[1] Rephrasing the problem

Below, consider coefficients of polynomials modulo \(2\).

From \(x \oplus x=0\), our objective is to find the total \(\mathrm{XOR}\) of \(S\) such that \([x^S](x^{A_1}+x^{A_2}+\dots +x^{A_N})^K\) is \(1\).

Here, we have:

\((x_1+x_2+\dots x_n)^2 \equiv x_1^2+x_2^2+\dots x_n^2 + 2 \sum_{i < j} x_i x_j \equiv x_1^2+x_2^2+\dots x_n^2\).

By using this repeatedly, we can show that:

\((x_1+x_2+\dots x_n)^{2^k} \equiv x_1^{2^k}+x_2^{2^k}+\dots x_n^{2^k}\) .

Thus, if we write \(K\) in binary and have \(K=\sum_{i=1}^{M} 2^{k_i}\ (k_i < k_{i+1})\), it holds that:

\([x^S](x^{A_1}+x^{A_2}+\dots +x^{A_N})^K \equiv [x^S]\prod_{i=1}^{M}(x^{A_1 \times 2^{k_i}} + x^{A_2 \times 2^{k_i}} + \dots + x^{A_N \times 2^{k_i}} )\).
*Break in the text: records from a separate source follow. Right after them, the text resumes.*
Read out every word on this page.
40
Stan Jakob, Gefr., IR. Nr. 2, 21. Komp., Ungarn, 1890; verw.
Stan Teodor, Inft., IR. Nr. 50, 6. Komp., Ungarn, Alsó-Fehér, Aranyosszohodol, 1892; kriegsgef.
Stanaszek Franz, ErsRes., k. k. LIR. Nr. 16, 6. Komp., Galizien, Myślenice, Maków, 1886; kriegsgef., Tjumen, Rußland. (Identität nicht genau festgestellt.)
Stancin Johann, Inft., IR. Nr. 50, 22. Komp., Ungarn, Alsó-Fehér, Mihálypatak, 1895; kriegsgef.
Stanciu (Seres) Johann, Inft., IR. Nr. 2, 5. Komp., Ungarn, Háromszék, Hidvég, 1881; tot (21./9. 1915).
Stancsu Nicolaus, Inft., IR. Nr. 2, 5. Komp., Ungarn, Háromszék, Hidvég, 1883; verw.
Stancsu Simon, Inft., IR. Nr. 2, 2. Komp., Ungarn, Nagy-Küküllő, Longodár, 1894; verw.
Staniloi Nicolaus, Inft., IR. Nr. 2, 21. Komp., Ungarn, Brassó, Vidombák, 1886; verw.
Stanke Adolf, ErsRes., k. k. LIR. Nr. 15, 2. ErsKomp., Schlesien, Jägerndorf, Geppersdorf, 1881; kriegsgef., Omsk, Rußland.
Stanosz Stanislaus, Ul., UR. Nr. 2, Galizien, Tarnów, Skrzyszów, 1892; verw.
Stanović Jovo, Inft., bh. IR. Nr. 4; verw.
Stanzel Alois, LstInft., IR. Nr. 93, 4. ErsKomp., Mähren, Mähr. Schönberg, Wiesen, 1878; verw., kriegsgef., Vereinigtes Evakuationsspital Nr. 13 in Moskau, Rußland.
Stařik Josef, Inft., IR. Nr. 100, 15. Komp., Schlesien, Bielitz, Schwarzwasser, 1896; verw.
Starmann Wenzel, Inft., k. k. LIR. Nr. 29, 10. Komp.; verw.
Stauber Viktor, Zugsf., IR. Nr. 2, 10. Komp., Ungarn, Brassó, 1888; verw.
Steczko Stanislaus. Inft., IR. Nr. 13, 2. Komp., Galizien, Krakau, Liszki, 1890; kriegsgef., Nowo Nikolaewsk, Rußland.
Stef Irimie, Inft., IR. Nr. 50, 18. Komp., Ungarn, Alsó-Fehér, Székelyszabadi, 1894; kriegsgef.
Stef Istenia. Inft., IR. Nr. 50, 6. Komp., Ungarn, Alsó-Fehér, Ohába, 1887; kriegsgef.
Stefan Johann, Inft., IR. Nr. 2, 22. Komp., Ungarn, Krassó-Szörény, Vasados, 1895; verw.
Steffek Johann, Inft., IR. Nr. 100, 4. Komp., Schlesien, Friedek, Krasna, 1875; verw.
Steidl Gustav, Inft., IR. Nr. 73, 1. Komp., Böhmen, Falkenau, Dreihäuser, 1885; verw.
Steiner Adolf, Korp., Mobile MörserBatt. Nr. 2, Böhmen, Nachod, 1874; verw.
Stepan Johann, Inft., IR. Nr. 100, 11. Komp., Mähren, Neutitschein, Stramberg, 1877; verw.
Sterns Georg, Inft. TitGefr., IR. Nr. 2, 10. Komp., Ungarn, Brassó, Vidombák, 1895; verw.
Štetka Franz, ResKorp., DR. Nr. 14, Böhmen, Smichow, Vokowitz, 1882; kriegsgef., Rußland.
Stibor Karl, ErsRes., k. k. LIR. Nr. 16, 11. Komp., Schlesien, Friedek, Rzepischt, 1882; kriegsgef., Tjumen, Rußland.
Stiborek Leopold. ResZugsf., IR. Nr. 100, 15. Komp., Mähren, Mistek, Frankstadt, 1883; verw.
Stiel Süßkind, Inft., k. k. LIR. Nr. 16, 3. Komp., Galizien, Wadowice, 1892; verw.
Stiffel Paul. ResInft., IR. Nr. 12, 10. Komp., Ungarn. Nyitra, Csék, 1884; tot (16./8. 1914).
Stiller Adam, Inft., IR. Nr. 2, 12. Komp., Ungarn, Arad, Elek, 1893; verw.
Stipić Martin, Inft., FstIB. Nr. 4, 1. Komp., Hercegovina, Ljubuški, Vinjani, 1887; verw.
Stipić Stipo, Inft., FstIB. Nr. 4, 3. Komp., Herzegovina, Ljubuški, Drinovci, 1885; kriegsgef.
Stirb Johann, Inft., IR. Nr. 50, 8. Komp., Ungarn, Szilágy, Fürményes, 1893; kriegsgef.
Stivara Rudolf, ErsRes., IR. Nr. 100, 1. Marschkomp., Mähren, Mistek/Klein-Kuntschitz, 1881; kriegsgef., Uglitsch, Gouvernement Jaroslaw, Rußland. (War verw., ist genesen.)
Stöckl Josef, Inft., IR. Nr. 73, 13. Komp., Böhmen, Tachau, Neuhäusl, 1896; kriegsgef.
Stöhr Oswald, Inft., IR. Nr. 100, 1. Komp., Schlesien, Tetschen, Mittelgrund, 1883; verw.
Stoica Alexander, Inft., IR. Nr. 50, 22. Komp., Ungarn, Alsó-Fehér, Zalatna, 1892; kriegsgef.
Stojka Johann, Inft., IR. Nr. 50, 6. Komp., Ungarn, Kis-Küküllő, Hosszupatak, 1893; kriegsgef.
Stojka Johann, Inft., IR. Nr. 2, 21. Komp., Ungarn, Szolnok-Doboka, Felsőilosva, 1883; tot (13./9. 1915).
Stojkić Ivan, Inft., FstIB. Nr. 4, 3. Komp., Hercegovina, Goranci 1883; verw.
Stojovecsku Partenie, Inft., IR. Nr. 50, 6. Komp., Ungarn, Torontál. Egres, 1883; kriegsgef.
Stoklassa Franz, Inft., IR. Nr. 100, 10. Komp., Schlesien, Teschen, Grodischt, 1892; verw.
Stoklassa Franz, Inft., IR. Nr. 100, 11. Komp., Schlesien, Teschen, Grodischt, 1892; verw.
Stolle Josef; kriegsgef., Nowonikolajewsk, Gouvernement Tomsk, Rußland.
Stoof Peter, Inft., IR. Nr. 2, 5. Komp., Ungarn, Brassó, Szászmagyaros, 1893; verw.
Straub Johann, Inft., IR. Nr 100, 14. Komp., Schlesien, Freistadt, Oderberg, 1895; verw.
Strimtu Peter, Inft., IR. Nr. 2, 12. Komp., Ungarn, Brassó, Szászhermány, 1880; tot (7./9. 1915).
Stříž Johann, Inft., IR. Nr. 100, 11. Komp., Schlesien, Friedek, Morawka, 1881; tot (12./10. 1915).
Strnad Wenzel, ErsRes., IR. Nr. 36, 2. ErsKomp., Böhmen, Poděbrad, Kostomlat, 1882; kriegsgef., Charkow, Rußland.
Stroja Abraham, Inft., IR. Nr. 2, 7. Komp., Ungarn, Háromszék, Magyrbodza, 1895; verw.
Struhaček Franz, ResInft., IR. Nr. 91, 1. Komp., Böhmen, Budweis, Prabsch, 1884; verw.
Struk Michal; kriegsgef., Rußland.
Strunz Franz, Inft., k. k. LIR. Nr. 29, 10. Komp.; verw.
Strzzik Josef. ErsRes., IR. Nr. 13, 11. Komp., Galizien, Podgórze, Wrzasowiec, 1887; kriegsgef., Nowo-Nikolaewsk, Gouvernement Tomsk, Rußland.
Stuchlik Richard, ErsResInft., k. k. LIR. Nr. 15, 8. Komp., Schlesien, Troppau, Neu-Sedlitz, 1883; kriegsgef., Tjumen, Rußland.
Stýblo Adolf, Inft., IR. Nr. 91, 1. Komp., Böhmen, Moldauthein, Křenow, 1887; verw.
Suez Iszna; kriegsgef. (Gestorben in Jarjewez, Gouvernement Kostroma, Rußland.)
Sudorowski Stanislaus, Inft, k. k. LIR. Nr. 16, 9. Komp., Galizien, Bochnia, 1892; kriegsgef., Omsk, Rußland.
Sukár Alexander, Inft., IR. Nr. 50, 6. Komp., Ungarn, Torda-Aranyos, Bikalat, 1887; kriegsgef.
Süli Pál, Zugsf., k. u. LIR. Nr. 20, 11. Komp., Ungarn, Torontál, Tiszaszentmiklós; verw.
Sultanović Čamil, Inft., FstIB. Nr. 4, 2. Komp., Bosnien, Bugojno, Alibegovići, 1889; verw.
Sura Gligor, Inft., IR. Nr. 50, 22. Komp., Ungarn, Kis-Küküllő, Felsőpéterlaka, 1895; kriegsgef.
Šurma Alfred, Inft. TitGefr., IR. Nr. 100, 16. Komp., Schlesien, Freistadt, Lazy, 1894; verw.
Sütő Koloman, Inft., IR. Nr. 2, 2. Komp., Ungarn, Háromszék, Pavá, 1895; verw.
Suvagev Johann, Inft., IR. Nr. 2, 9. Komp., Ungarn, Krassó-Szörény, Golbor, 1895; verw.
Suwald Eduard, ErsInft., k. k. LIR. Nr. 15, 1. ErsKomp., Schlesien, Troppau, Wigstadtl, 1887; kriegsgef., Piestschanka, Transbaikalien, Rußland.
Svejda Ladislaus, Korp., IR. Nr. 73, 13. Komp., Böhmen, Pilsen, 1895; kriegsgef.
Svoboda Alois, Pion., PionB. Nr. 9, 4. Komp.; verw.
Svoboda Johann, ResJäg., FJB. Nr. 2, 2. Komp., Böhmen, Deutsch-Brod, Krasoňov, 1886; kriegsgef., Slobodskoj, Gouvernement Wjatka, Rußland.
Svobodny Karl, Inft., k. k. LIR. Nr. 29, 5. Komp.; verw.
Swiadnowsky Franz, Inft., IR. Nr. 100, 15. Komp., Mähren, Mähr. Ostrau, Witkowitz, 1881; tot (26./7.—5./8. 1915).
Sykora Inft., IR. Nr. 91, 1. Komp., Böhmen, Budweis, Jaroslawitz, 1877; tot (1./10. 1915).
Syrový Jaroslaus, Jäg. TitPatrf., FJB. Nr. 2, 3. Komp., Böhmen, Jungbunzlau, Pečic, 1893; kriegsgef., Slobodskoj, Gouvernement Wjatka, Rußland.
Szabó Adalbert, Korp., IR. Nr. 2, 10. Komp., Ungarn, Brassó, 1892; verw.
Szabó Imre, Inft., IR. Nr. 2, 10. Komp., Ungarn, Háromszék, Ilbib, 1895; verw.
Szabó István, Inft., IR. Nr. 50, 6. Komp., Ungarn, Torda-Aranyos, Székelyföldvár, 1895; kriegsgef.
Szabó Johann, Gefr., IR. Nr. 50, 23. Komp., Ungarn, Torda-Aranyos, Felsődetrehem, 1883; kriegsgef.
Therefore, the problem can be rephrased into finding the total \(\mathrm{XOR}\) of \(\sum_{i=1}^{M} A_{X_i} \times 2^{k_i}\).

(For this part [1], you can also use Lucas’s theorem.)

[2] Dynamic programming

For the above problem, let us decide \(X_1,\ X_2,\dots,X_M\) in this order to compute the result from the lowest bit. Deciding \(X_m\) after deciding \(X_1,X_2,\dots,X_{m-1}\) will settle the \(k_m\)-th through \((k_{m+1}-1)\)-th bits of \(\sum_{i=1}^{M}A_{X_i} \times 2^{k_i}\). Thus, for \(\sum_{i=1}^{m} A_{X_i} \times 2^{k_i}\), in the later computations (including the computation of the final answer), we just have to consider the \(k_{m}\)-th and higher bits (that is, just \(\lfloor \frac{1}{2^{k_{m}}} \sum_{i=1}^{m} A_{X_i} \times 2^{k_i} \rfloor \)). This value is at most \(2 \max(A)\), so we have to compute:

\(dp[m][s]\): the number, modulo \(2\), of combinations of \(X_1,X_2,\dots X_m\) such that \(\lfloor \frac{1}{2^{k_{m}}} \sum_{i=1}^{m} A_{X_i} \times 2^{k_i} \rfloor = s\)

just for \(s \leq 2 \max(A)\), which can be done in \(O(NM\max(A))\) time.

The \(k_{m}\)-th through \((k_{m+1}-1)\)-th bits of the final answer can be computed from \(dp[m][s]\), but note that \(X_{m+1},X_{m+2},\dots,X_M\) are undecided, so the contribution depends on the parity of \(N^{M-m}\).